Actinium-225 is currently obtained from the decay of 7340-years ²²⁹Th, through one intermediate radionuclide, 15-days ²²⁵Ra (Fig. 1) (Apostolidis et al., 2001; Boll et al., 1997a, Boll et al., 1997b; Khalkin et al., 1997). After the initial separation of ²²⁵Ra and ²²⁵Ac from ²²⁹Th, a stock of purified ²²⁵Ra further provides a continuous but, of course, declining (with a 15 day half life) supply of ²²⁵Ac over a 45-day period. While the bulk of ²²⁵Ac, freshly separated from ²²⁹Th (up to 50 mCi), have been typically provided to SKMCC, smaller batches of ²²⁵Ac (20 mCi and less) from the decay of ²²⁵Ra has been supplied to a number of research institutes and universities throughout the US, as well as Europe and Australia.

Thorium-229 originates from ²³³U as the first alpha decay daughter, and both nuclides are members of the extinct Neptunium series (Fig. 1, Friedlander et al., 1981). Uranium-233, which has a fission characteristic similar to that of ²³⁵U, was produced as part of the US molten salt breeder reactor research program and is currently stored at ORNL. Irradiation of a natural thorium target in a nuclear reactor simply transmutes a non-fissile target to a fissile product; the neutron capture product of ²³²Th is short-lived ²³³Th, which beta decays quickly to ²³³Pa, then to ²³³U by the ²³²Th[n,γ]²³³Th(${\beta }^{-}$, $t_{1/2}=22.3\min$)²³³Pa(${\beta }^{-}$, $t_{1/2}=27\mathrm{days}$)²³³U reaction. Although ²³³U is presently the only viable source for high purity ²²⁹Th, the anticipated growth in demand for ²²⁵Ac may soon exceed the levels of ²²⁹Th present in the aged ²³³U stockpile. It is estimated that only ∼37 g or ∼8 Ci of ²²⁹Th (the theoretical specific activity of ²²⁹Th is 0.213 Ci/g based on a 7340 years half life) can be extracted from the entire ORNL ²³³U stockpile. This is about 50 times the current recovered ORNL ²²⁹Th stock. Considering the rather low annual in-growth production rate of ²²⁹Th from ²³³U and the increasing difficulties associated with ²³³U safeguards, routine processing of ²³³U is not presently feasible. Other means of production are being considered in order to meet the future demand for ²²⁵Ac and ²¹³Bi (Garland and Mirzadeh, 2003; Apostolidis et al., 2001; Mirzadeh, 1998).

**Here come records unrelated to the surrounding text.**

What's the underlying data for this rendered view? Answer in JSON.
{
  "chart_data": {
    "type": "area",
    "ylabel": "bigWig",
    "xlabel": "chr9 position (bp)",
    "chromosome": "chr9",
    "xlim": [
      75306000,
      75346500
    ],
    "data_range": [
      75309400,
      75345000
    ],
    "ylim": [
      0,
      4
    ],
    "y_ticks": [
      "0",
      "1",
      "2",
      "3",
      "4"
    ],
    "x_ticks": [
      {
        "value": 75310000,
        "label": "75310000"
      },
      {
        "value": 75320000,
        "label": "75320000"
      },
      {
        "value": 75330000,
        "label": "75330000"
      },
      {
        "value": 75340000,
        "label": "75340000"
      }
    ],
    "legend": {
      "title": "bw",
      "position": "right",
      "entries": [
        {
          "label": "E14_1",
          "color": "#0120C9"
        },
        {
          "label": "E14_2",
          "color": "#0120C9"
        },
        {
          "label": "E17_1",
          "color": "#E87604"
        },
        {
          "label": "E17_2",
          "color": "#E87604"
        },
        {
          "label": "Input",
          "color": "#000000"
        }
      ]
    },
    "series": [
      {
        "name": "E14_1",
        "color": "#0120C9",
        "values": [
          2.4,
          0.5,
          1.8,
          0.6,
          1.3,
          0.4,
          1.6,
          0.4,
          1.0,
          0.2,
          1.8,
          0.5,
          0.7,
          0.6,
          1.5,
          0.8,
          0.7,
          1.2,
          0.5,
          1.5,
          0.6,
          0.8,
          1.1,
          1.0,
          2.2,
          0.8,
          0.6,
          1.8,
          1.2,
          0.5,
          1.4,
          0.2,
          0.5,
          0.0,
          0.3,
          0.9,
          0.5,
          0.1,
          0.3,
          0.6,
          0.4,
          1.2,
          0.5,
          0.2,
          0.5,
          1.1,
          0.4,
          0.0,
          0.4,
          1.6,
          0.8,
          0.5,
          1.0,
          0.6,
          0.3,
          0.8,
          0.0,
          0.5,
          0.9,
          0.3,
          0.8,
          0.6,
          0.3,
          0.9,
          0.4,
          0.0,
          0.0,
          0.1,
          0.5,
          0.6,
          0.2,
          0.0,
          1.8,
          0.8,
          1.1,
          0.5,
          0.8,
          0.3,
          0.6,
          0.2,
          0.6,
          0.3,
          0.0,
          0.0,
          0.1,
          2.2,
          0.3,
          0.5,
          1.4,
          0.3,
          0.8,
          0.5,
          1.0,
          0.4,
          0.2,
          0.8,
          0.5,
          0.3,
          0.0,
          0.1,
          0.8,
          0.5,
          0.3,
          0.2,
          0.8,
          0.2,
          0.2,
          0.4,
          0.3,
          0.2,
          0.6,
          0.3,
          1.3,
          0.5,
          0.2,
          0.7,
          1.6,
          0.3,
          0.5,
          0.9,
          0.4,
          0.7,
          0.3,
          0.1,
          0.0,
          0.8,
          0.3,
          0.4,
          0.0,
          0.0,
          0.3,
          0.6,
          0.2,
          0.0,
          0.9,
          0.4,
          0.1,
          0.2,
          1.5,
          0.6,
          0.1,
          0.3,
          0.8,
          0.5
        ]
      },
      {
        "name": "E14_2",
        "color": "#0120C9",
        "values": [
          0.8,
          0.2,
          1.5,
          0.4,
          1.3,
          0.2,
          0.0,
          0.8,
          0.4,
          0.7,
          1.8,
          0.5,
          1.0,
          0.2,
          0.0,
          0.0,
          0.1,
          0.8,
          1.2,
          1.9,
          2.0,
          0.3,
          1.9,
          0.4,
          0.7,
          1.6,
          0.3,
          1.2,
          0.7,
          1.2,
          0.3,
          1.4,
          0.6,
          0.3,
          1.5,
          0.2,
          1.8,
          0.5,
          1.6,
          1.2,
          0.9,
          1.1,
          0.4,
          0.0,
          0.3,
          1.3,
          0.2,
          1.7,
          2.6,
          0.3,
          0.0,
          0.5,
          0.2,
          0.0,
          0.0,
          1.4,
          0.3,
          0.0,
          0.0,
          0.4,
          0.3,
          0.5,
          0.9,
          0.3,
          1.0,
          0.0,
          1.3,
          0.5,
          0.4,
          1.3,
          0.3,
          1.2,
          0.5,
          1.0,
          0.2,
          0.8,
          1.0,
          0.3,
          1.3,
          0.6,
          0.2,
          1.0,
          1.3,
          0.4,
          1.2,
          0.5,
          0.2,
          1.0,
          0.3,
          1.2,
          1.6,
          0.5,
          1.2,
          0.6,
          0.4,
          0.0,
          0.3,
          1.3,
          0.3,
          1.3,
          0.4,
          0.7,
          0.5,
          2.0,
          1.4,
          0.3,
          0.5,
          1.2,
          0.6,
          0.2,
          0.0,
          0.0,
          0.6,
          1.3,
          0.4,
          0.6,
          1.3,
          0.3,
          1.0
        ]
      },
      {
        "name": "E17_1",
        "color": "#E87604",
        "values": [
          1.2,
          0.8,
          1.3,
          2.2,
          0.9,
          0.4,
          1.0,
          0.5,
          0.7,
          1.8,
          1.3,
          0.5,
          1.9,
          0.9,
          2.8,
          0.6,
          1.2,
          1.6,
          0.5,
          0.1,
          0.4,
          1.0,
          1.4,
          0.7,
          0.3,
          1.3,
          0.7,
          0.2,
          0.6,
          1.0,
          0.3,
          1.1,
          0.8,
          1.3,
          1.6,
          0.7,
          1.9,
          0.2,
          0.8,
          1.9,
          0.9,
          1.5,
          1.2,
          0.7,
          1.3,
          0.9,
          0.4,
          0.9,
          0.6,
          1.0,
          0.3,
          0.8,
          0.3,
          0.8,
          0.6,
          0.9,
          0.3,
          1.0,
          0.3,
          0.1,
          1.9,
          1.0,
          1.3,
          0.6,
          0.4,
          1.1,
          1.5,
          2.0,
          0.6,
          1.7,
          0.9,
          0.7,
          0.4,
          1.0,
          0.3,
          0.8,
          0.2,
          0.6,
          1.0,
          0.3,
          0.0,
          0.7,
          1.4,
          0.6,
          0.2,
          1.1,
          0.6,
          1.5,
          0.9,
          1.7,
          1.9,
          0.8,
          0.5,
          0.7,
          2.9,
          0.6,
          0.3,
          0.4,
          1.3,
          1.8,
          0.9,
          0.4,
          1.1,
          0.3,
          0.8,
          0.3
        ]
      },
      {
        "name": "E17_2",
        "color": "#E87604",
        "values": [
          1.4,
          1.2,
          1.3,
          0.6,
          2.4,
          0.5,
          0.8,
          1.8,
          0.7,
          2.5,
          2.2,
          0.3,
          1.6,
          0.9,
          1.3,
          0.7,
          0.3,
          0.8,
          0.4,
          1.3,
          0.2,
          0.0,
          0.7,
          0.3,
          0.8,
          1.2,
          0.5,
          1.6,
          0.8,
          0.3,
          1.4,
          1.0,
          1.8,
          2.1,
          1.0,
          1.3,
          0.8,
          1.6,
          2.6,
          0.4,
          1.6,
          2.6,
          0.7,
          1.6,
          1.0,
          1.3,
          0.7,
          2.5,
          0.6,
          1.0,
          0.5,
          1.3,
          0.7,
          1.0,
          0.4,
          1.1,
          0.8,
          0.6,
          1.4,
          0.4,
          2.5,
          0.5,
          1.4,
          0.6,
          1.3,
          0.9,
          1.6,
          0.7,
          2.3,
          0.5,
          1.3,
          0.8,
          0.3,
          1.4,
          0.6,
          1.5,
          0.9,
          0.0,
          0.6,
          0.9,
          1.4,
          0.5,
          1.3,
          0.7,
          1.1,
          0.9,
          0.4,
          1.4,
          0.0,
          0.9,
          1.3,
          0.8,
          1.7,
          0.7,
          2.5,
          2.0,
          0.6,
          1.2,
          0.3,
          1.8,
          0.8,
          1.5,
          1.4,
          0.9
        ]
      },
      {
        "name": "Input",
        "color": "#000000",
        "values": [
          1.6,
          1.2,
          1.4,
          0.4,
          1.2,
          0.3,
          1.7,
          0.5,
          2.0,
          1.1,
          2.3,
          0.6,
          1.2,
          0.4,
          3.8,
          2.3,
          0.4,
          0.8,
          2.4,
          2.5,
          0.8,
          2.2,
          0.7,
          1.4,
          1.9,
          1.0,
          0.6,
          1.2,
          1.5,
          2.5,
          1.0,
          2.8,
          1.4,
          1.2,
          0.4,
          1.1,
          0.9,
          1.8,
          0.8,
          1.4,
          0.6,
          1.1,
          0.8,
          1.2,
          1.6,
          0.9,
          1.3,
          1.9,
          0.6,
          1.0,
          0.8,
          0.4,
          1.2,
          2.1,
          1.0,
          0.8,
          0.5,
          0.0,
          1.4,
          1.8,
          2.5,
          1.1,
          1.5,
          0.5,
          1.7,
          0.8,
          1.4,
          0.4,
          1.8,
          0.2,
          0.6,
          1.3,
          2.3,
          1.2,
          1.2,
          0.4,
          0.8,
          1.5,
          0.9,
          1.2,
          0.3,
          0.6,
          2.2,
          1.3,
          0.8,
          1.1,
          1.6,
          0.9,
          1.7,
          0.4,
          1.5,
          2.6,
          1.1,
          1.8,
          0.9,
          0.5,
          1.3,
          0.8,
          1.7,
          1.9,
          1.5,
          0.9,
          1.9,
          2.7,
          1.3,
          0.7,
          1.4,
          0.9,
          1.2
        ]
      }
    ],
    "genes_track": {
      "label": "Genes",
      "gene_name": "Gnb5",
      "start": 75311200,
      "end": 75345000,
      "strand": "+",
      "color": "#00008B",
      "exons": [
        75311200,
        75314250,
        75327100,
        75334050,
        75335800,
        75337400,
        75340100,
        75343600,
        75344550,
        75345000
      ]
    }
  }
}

The current ORNL ²²⁹Th supply is about 150 mCi. During the 1995–1996 period, ∼90 mCi of ²²⁹Th (batch “Th–W”) was extracted from the pre-existing waste material which was stored at ORNL for about 35 years. In the past three years, ∼60 mCi of ²²⁹Th (batch “Th–U”) has also been recovered from chemical separation of stored ²³³U oxides. In the 1960s, after recovery of ²³³U, the processed Th target (which now includes ²²⁹Th) was stored in stainless steel waste tanks. The initial purification of the ²²⁹Th from the waste material began at ORNL in 1995 and was solely supported by internal ORNL funding. In 1994, about 30% of the sludge from the waste tank was purchased by PharmActinium, Inc. (Alphamedical Holding BV, Amsterdam, The Netherlands) and was sent to the Institute for Transuranium Elements (ITU, Karlsruhe, Germany) where the Th was purified. Since then, the ²²⁵Ac from ITU has been routinely sent to MSKCC also in partial support of the clinical trials (Jurcic et al., 2002; Apostolidis et al., 2001).

This paper describes a sequence of chemical steps consisting of both anion and cation exchange chromatography for routine separation of carrier-free Ra radioisotopes and carrier-free ²²⁵Ac from macro amounts of Th (a mixture of ²²⁸Th, ²²⁹Th and ²³²Th). The paper further outlines the separation of ²²⁵Ac from a mixture of ²²⁴Ra and ²²⁵Ra.